Oct. 4, 2011
Beckett Letters Second Volume Debuts in America at Emory
The American release of “The Letters of Samuel Beckett, Volume 2: 1941-1956” will be celebrated Friday, Oct. 21 at Emory University with readings from Beckett’s works and letters by noted Irish actor Barry McGovern, and Atlanta actors Carolyn Cook, Brenda Bynum and Robert Shaw-Smith.
“Words Are All We Have: From ‘Watt’ to ‘Godot’” will be presented by Emory’s Laney Graduate School in Glenn Memorial Auditorium, 1652 N. Decatur Rd., at 8:15 pm. Admission is free, seating is unreserved.
Letters of Samuel Beckett at Emory
Beckett authorized founding editors Martha Dow Fehsenfeld and Lois More Overbeck to publish his correspondence in 1985. The Correspondence of Samuel Beckett project became affiliated with the Laney Graduate School of Emory in 1990.
At Emory, several generations of graduate students have been involved in the research and editing process, providing a foundation for their future teaching and scholarship.
“The Beckett Letters Project is enormously important to graduate education and humanities research here at the Laney Graduate School, and this work is being shared and having an impact well beyond Emory throughout the world,” says Lisa Tedesco, dean of the Laney Graduate School.
Workshop with Barry McGovern
In addition to the readings, “Staging Narrative” with Barry McGovern, a free workshop for students, theater artists and writers, is scheduled Saturday, Oct. 22 in Emory’s White Hall 208 from 11 a.m.-12:30 p.m. McGovern’s experience in adapting Beckett’s prose to stage performance will be highlighted in a discussion emphasizing movement, spatial and vocal dynamics, and timing.
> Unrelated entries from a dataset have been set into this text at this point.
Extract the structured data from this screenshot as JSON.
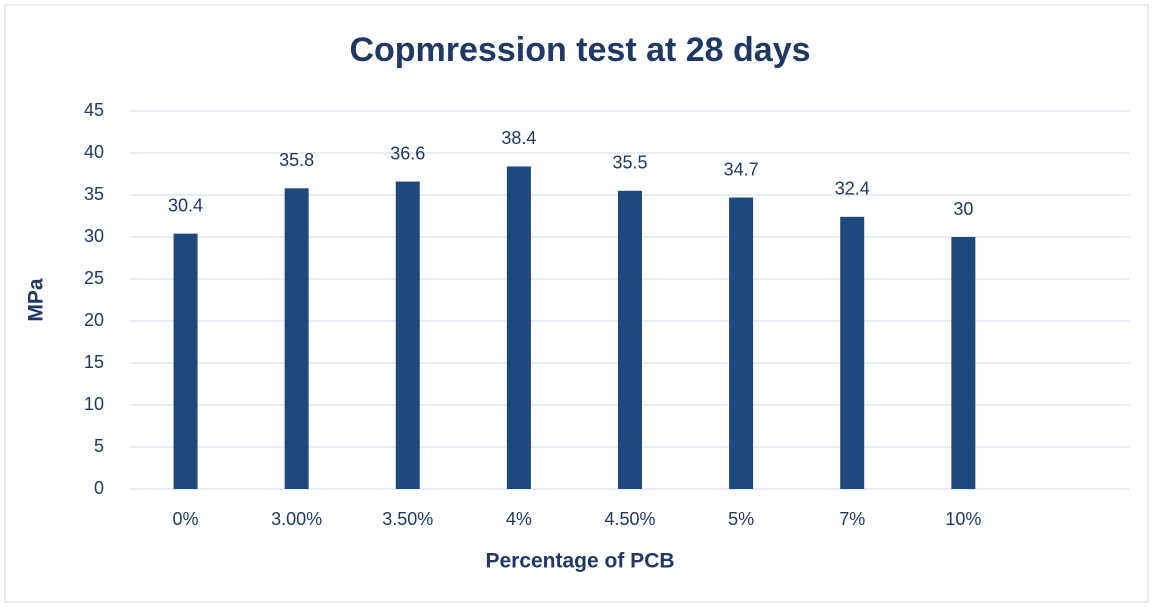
{
  "chart_data": {
    "type": "bar",
    "title": "Copmression test at 28 days",
    "x_label": "Percentage of PCB",
    "y_label": "MPa",
    "categories": [
      "0%",
      "3.00%",
      "3.50%",
      "4%",
      "4.50%",
      "5%",
      "7%",
      "10%",
      null
    ],
    "values": [
      30.4,
      35.8,
      36.6,
      38.4,
      35.5,
      34.7,
      32.4,
      30,
      null
    ],
    "color": "#1f487c",
    "ylim": [
      0,
      45
    ],
    "yticks": [
      0,
      5,
      10,
      15,
      20,
      25,
      30,
      35,
      40,
      45
    ],
    "grid": true
  }
}
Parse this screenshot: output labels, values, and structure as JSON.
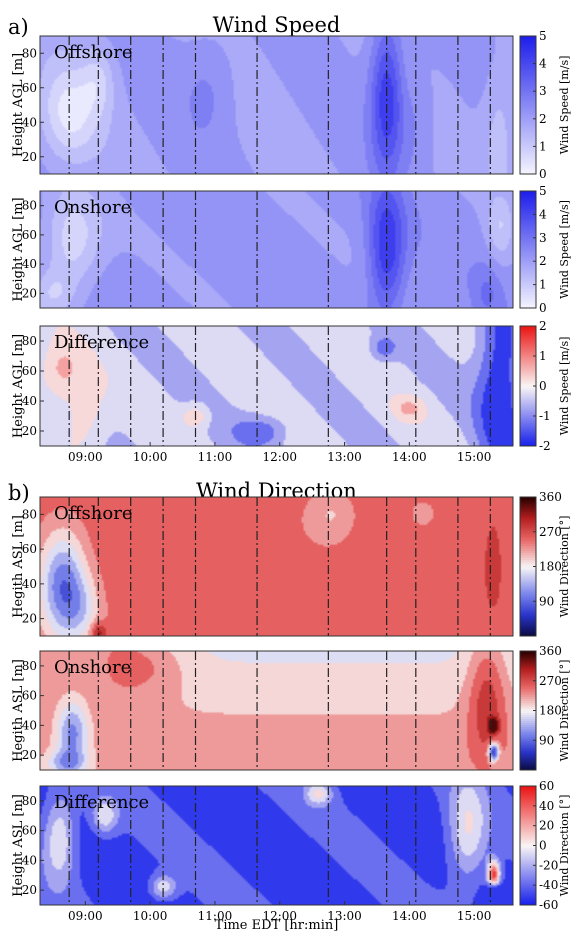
{
  "chart_data": {
    "type": "heatmap",
    "x_ticks": [
      "09:00",
      "10:00",
      "11:00",
      "12:00",
      "13:00",
      "14:00",
      "15:00"
    ],
    "x_tick_hours": [
      9,
      10,
      11,
      12,
      13,
      14,
      15
    ],
    "x_range_hours": [
      8.3,
      15.6
    ],
    "xlabel": "Time EDT [hr:min]",
    "vertical_lines_hours": [
      8.75,
      9.2,
      9.7,
      10.2,
      10.7,
      11.65,
      12.75,
      13.65,
      14.1,
      14.75,
      15.25
    ],
    "sections": [
      {
        "letter": "a)",
        "title": "Wind Speed",
        "panels": [
          {
            "label": "Offshore",
            "ylabel": "Height AGL [m]",
            "yticks": [
              20,
              40,
              60,
              80
            ],
            "ylim": [
              10,
              90
            ],
            "cbar_label": "Wind Speed [m/s]",
            "cbar_ticks": [
              0,
              1,
              2,
              3,
              4,
              5
            ],
            "cbar_range": [
              0,
              5
            ],
            "colormap": "white-blue",
            "field": "ws_off"
          },
          {
            "label": "Onshore",
            "ylabel": "Height AGL [m]",
            "yticks": [
              20,
              40,
              60,
              80
            ],
            "ylim": [
              10,
              90
            ],
            "cbar_label": "Wind Speed [m/s]",
            "cbar_ticks": [
              0,
              1,
              2,
              3,
              4,
              5
            ],
            "cbar_range": [
              0,
              5
            ],
            "colormap": "white-blue",
            "field": "ws_on"
          },
          {
            "label": "Difference",
            "ylabel": "Height AGL [m]",
            "yticks": [
              20,
              40,
              60,
              80
            ],
            "ylim": [
              10,
              90
            ],
            "cbar_label": "Wind Speed [m/s]",
            "cbar_ticks": [
              -2,
              -1,
              0,
              1,
              2
            ],
            "cbar_range": [
              -2,
              2
            ],
            "colormap": "blue-white-red",
            "field": "ws_diff"
          }
        ]
      },
      {
        "letter": "b)",
        "title": "Wind Direction",
        "panels": [
          {
            "label": "Offshore",
            "ylabel": "Hegith ASL [m]",
            "yticks": [
              20,
              40,
              60,
              80
            ],
            "ylim": [
              10,
              90
            ],
            "cbar_label": "Wind Direction [°]",
            "cbar_ticks": [
              90,
              180,
              270,
              360
            ],
            "cbar_range": [
              0,
              360
            ],
            "colormap": "direction",
            "field": "wd_off"
          },
          {
            "label": "Onshore",
            "ylabel": "Hegith ASL [m]",
            "yticks": [
              20,
              40,
              60,
              80
            ],
            "ylim": [
              10,
              90
            ],
            "cbar_label": "Wind Direction [°]",
            "cbar_ticks": [
              90,
              180,
              270,
              360
            ],
            "cbar_range": [
              0,
              360
            ],
            "colormap": "direction",
            "field": "wd_on"
          },
          {
            "label": "Difference",
            "ylabel": "Height ASL [m]",
            "yticks": [
              20,
              40,
              60,
              80
            ],
            "ylim": [
              10,
              90
            ],
            "cbar_label": "Wind Direction [°]",
            "cbar_ticks": [
              -60,
              -40,
              -20,
              0,
              20,
              40,
              60
            ],
            "cbar_range": [
              -60,
              60
            ],
            "colormap": "blue-white-red",
            "field": "wd_diff"
          }
        ]
      }
    ]
  }
}
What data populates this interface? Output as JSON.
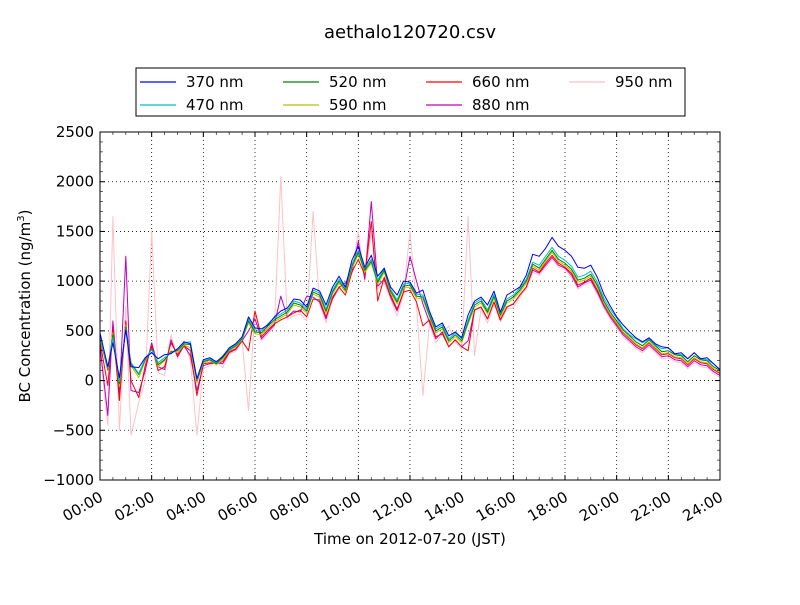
{
  "chart_data": {
    "type": "line",
    "title": "aethalo120720.csv",
    "xlabel": "Time on 2012-07-20 (JST)",
    "ylabel_main": "BC Concentration (ng/m",
    "ylabel_sup": "3",
    "ylabel_end": ")",
    "xlim": [
      "00:00",
      "24:00"
    ],
    "ylim": [
      -1000,
      2500
    ],
    "x_ticks": [
      "00:00",
      "02:00",
      "04:00",
      "06:00",
      "08:00",
      "10:00",
      "12:00",
      "14:00",
      "16:00",
      "18:00",
      "20:00",
      "22:00",
      "24:00"
    ],
    "y_ticks": [
      "2500",
      "2000",
      "1500",
      "1000",
      "500",
      "0",
      "−500",
      "−1000"
    ],
    "grid": true,
    "legend_position": "top",
    "x_hours": [
      0,
      0.3,
      0.5,
      0.75,
      1.0,
      1.2,
      1.5,
      1.75,
      2.0,
      2.25,
      2.5,
      2.75,
      3.0,
      3.25,
      3.5,
      3.75,
      4.0,
      4.25,
      4.5,
      4.75,
      5.0,
      5.25,
      5.5,
      5.75,
      6.0,
      6.25,
      6.5,
      6.75,
      7.0,
      7.25,
      7.5,
      7.75,
      8.0,
      8.25,
      8.5,
      8.75,
      9.0,
      9.25,
      9.5,
      9.75,
      10.0,
      10.25,
      10.5,
      10.75,
      11.0,
      11.25,
      11.5,
      11.75,
      12.0,
      12.25,
      12.5,
      12.75,
      13.0,
      13.25,
      13.5,
      13.75,
      14.0,
      14.25,
      14.5,
      14.75,
      15.0,
      15.25,
      15.5,
      15.75,
      16.0,
      16.25,
      16.5,
      16.75,
      17.0,
      17.25,
      17.5,
      17.75,
      18.0,
      18.25,
      18.5,
      18.75,
      19.0,
      19.25,
      19.5,
      19.75,
      20.0,
      20.25,
      20.5,
      20.75,
      21.0,
      21.25,
      21.5,
      21.75,
      22.0,
      22.25,
      22.5,
      22.75,
      23.0,
      23.25,
      23.5,
      23.75,
      24.0
    ],
    "base": [
      450,
      100,
      400,
      0,
      500,
      150,
      80,
      200,
      300,
      180,
      200,
      260,
      300,
      350,
      400,
      0,
      200,
      200,
      150,
      250,
      300,
      350,
      400,
      600,
      500,
      500,
      550,
      600,
      650,
      700,
      800,
      750,
      700,
      900,
      850,
      700,
      900,
      1000,
      900,
      1150,
      1300,
      1100,
      1200,
      1000,
      1100,
      900,
      800,
      950,
      950,
      850,
      850,
      650,
      500,
      550,
      400,
      450,
      400,
      600,
      750,
      800,
      700,
      850,
      650,
      800,
      850,
      900,
      1000,
      1150,
      1100,
      1200,
      1300,
      1200,
      1150,
      1100,
      1000,
      1000,
      1050,
      950,
      800,
      700,
      600,
      500,
      450,
      400,
      350,
      400,
      350,
      300,
      300,
      250,
      250,
      200,
      250,
      200,
      200,
      150,
      100
    ],
    "series": [
      {
        "name": "370 nm",
        "color": "#0000ff",
        "offsets": [
          30,
          40,
          -20,
          30,
          10,
          -10,
          50,
          30,
          -20,
          40,
          60,
          10,
          20,
          40,
          -30,
          20,
          10,
          30,
          40,
          -10,
          30,
          20,
          40,
          40,
          30,
          20,
          10,
          40,
          50,
          30,
          20,
          60,
          40,
          30,
          50,
          60,
          40,
          50,
          40,
          60,
          50,
          40,
          60,
          50,
          30,
          40,
          60,
          50,
          40,
          30,
          60,
          50,
          40,
          30,
          50,
          40,
          30,
          60,
          50,
          40,
          60,
          50,
          40,
          60,
          50,
          40,
          60,
          120,
          150,
          130,
          140,
          150,
          160,
          150,
          140,
          130,
          110,
          90,
          70,
          50,
          40,
          60,
          40,
          30,
          40,
          30,
          20,
          40,
          30,
          20,
          30,
          20,
          30,
          20,
          30,
          20,
          10
        ]
      },
      {
        "name": "470 nm",
        "color": "#00bfbf",
        "offsets": [
          0,
          20,
          30,
          -10,
          20,
          30,
          -10,
          20,
          10,
          0,
          30,
          20,
          10,
          30,
          -10,
          10,
          0,
          20,
          30,
          0,
          20,
          10,
          30,
          20,
          10,
          0,
          20,
          30,
          20,
          10,
          0,
          30,
          20,
          10,
          30,
          20,
          10,
          20,
          30,
          20,
          10,
          30,
          20,
          10,
          30,
          20,
          10,
          20,
          30,
          20,
          10,
          30,
          20,
          10,
          20,
          30,
          20,
          10,
          30,
          20,
          10,
          20,
          30,
          20,
          10,
          30,
          20,
          40,
          60,
          50,
          40,
          50,
          60,
          50,
          40,
          60,
          50,
          40,
          30,
          20,
          30,
          20,
          10,
          20,
          30,
          20,
          10,
          20,
          30,
          20,
          10,
          20,
          30,
          20,
          10,
          20,
          10
        ]
      },
      {
        "name": "520 nm",
        "color": "#008000",
        "offsets": [
          -10,
          10,
          60,
          -30,
          40,
          20,
          -20,
          10,
          20,
          -20,
          10,
          30,
          0,
          20,
          -40,
          0,
          -10,
          10,
          20,
          -20,
          10,
          0,
          20,
          0,
          -10,
          -20,
          0,
          10,
          0,
          -10,
          -20,
          10,
          0,
          -10,
          10,
          0,
          -10,
          0,
          10,
          0,
          -10,
          10,
          0,
          -10,
          10,
          0,
          -10,
          0,
          10,
          0,
          -10,
          10,
          0,
          -10,
          0,
          10,
          0,
          -10,
          10,
          0,
          -10,
          0,
          10,
          0,
          -10,
          10,
          0,
          20,
          30,
          20,
          10,
          20,
          30,
          20,
          10,
          30,
          20,
          10,
          0,
          -10,
          0,
          10,
          0,
          -10,
          0,
          10,
          0,
          -10,
          0,
          10,
          0,
          -10,
          0,
          10,
          0,
          -10,
          0
        ]
      },
      {
        "name": "590 nm",
        "color": "#bfbf00",
        "offsets": [
          -30,
          0,
          80,
          -60,
          60,
          0,
          -50,
          0,
          20,
          -40,
          0,
          40,
          -20,
          10,
          -70,
          -20,
          -20,
          0,
          10,
          -40,
          0,
          -10,
          10,
          -20,
          -30,
          -40,
          -20,
          -10,
          -20,
          -30,
          -40,
          -10,
          -20,
          -30,
          -10,
          -20,
          -30,
          -20,
          -10,
          -20,
          -30,
          -10,
          -20,
          -30,
          -10,
          -20,
          -30,
          -20,
          -10,
          -20,
          -30,
          -10,
          -20,
          -30,
          -20,
          -10,
          -20,
          -30,
          -10,
          -20,
          -30,
          -20,
          -10,
          -20,
          -30,
          -10,
          -20,
          0,
          10,
          0,
          -10,
          0,
          10,
          0,
          -10,
          10,
          0,
          -10,
          -20,
          -30,
          -20,
          -10,
          -20,
          -30,
          -20,
          -10,
          -20,
          -30,
          -20,
          -10,
          -20,
          -30,
          -20,
          -10,
          -20,
          -30,
          -20
        ]
      },
      {
        "name": "660 nm",
        "color": "#ff0000",
        "offsets": [
          -60,
          -150,
          120,
          -200,
          100,
          -150,
          -250,
          -50,
          50,
          -80,
          -60,
          120,
          -40,
          0,
          -100,
          -150,
          -30,
          -20,
          20,
          -60,
          -10,
          -30,
          0,
          -300,
          200,
          -60,
          -40,
          -30,
          -40,
          -60,
          -120,
          -40,
          -60,
          -80,
          -40,
          -60,
          -80,
          -60,
          -40,
          -60,
          -80,
          -40,
          400,
          -200,
          -60,
          -40,
          -80,
          -60,
          -40,
          -60,
          -300,
          -40,
          -60,
          -80,
          -60,
          -40,
          -60,
          -300,
          -40,
          -60,
          -80,
          -60,
          -40,
          -60,
          -80,
          -40,
          -60,
          -20,
          -10,
          -20,
          -40,
          -20,
          -10,
          -20,
          -40,
          -10,
          -20,
          -40,
          -30,
          -40,
          -30,
          -20,
          -30,
          -40,
          -30,
          -20,
          -30,
          -40,
          -30,
          -20,
          -30,
          -40,
          -30,
          -20,
          -30,
          -40,
          -30
        ]
      },
      {
        "name": "880 nm",
        "color": "#bf00bf",
        "offsets": [
          -100,
          -450,
          200,
          -150,
          750,
          -250,
          -200,
          -100,
          80,
          -40,
          -90,
          150,
          -60,
          0,
          -150,
          -100,
          -50,
          -30,
          30,
          -80,
          -20,
          -40,
          0,
          -100,
          120,
          -80,
          -60,
          -40,
          200,
          -60,
          -100,
          -60,
          150,
          -60,
          -60,
          -80,
          -60,
          -60,
          80,
          -60,
          100,
          -80,
          600,
          -50,
          -80,
          -60,
          -100,
          -60,
          300,
          150,
          -80,
          -60,
          -80,
          -60,
          -60,
          -40,
          -60,
          -200,
          -40,
          -60,
          -80,
          -60,
          -40,
          -60,
          -80,
          -40,
          -60,
          -40,
          -20,
          -40,
          -60,
          -40,
          -20,
          -40,
          -60,
          -20,
          -40,
          -60,
          -50,
          -60,
          -50,
          -40,
          -50,
          -60,
          -50,
          -40,
          -50,
          -60,
          -50,
          -40,
          -50,
          -60,
          -50,
          -40,
          -50,
          -60,
          -50
        ]
      },
      {
        "name": "950 nm",
        "color": "#ffc0cb",
        "offsets": [
          -150,
          -550,
          1250,
          -500,
          250,
          -700,
          -300,
          -200,
          1200,
          -100,
          -150,
          200,
          -80,
          50,
          -200,
          -550,
          -80,
          -50,
          40,
          -120,
          -30,
          -60,
          0,
          -900,
          200,
          -100,
          -80,
          -60,
          1400,
          -80,
          -150,
          -80,
          -100,
          800,
          -80,
          -120,
          -80,
          -80,
          100,
          -80,
          200,
          -100,
          300,
          -80,
          -120,
          -80,
          -150,
          -80,
          550,
          -100,
          -1000,
          -80,
          -120,
          -80,
          150,
          -60,
          -80,
          1050,
          -500,
          -80,
          -120,
          -80,
          -60,
          -80,
          -120,
          -60,
          -80,
          -60,
          -40,
          -60,
          -80,
          -60,
          -40,
          -60,
          -80,
          -40,
          -60,
          -80,
          -70,
          -80,
          -70,
          -60,
          -70,
          -80,
          -70,
          -60,
          -70,
          -80,
          -70,
          -60,
          -70,
          -80,
          -70,
          -60,
          -70,
          -80,
          -70
        ]
      }
    ]
  }
}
Register for the workshop.
Currently on tour in the United States with the Gate Theatre Company, McGovern plays Clov in “Endgame” and performs in a solo adaptation of Samuel Beckett’s novel, “Watt,” in a production described as “Quite simply outstanding . . . explosively funny” (The Guardian). His one-man show “I’ll Go On” (derived from the novels “Molloy,” “Malone Dies” and “The Unnamable”) was produced by the Gate in 1985 and has played worldwide, most recently at the 2008 Lincoln Center Festival.
History of the Project
Soon after the project moved to Emory, Daniel Gunn at the American University of Paris and George Craig, emeritus professor at the University of Sussex, joined the editorial team as editors and translators. The project has had support from the National Endowment for the Humanities, the Florence Gould Foundation and other research grants.
The American University of Paris has become a center for the project in France, involving students in the research for the edition, expanding the “laboratory for humanities research” to include students abroad. “The Letters of Samuel Beckett, 1928-1940,” published in 2009 by Cambridge University Press to international acclaim revealed the passion, wit and surprising vulnerability of a young Beckett at his most unguarded.
At the heart of this second volume of “The Letters of Samuel Beckett” is the extraordinary sequence that he writes to Georges Duthuit between 1948 and 1952, letters in which he finds himself reaching for his views on art and artists. This is a crucial period of innovation for Beckett as he moves away from English and writes some of his best known works in French: “Molloy,” “Malone meurt,” “L’Innommable” and “En attendant Godot.”
Beckett also moves into the public eye, from struggling to find publishers to becoming internationally known. With thoughtful translations from the French, as well as the meticulous editorial notes and chronologies, the volume follows Beckett’s maturation into one of the literary greats of our time.
Co-sponsors of the readings and workshop at Emory include The Laney Graduate School; The Playwriting Center of Theater Emory; The Center for Creativity and the Arts; The Center for Humanistic Inquiry; Office of the Provost Luminaries Series; Manuscript, Archives and Rare Book Library at Woodruff Library; the Departments of English, Comparative Literature, Theatre Studies, French and Italian; as well as cultural grants from the Consulate General of Ireland in Atlanta, Irish Department of Foreign Affairs, and the Consulate General of France in Atlanta.